NEOS Real Estate High Income ETF (IYRI) seeks to generate high current income through exposure to real estate investment trusts (REITs) and real estate-related securities. This income-focused real estate ETF targets properties across residential, commercial, industrial, and specialized sectors to maximize dividend distributions for investors.
How It Works
IYRI employs an actively managed approach to select REITs and real estate securities based on income generation potential and yield sustainability. The fund focuses on diversified property types including apartment complexes, office buildings, shopping centers, warehouses, and specialty properties like data centers and healthcare facilities.
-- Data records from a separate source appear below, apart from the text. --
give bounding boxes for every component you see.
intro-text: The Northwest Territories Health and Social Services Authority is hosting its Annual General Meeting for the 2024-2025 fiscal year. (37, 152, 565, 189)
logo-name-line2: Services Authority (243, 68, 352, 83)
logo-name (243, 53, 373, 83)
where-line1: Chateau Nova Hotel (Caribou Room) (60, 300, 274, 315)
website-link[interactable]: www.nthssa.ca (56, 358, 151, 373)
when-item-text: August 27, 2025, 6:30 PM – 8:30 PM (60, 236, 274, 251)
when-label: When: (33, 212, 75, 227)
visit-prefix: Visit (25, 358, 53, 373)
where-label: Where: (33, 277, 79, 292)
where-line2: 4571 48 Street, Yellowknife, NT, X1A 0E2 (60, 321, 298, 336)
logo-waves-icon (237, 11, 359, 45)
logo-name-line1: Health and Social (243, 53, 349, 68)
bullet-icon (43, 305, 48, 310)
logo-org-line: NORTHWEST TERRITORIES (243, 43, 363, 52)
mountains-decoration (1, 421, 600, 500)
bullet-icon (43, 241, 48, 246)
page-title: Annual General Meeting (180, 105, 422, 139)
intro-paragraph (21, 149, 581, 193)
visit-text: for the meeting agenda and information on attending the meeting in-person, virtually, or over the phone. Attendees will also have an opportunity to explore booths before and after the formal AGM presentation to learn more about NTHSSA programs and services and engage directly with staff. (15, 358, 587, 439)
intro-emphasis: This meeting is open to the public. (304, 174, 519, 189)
Portfolio construction emphasizes current income over capital appreciation, with regular rebalancing to maintain optimal yield characteristics while managing sector concentration risks.
Key Features
- Exceptionally high 9.65% dividend yield targets income-seeking investors requiring substantial current cash flow generation
- Actively managed strategy allows tactical allocation across property sectors based on market conditions and yield opportunities
- Recently launched fund with zero expense ratio during promotional period, reducing costs for early adopters
Risks
- This ETF can lose value when interest rates rise, as higher rates reduce REIT valuations and make dividend yields less attractive relative to bonds
- Real estate market downturns can cause 20-40% declines in REIT values, particularly during economic recessions when property demand weakens significantly
- High dividend yield may prove unsustainable if underlying REITs cut distributions during market stress, reducing both income and principal value
Who Should Own This
Best suited for income-focused investors with medium-to-high risk tolerance seeking current yield over capital growth. Appropriate as a satellite holding (5-15% allocation) for retirees or dividend-focused portfolios with 3+ year time horizons. Requires tolerance for real estate volatility and potential dividend cuts during market downturns.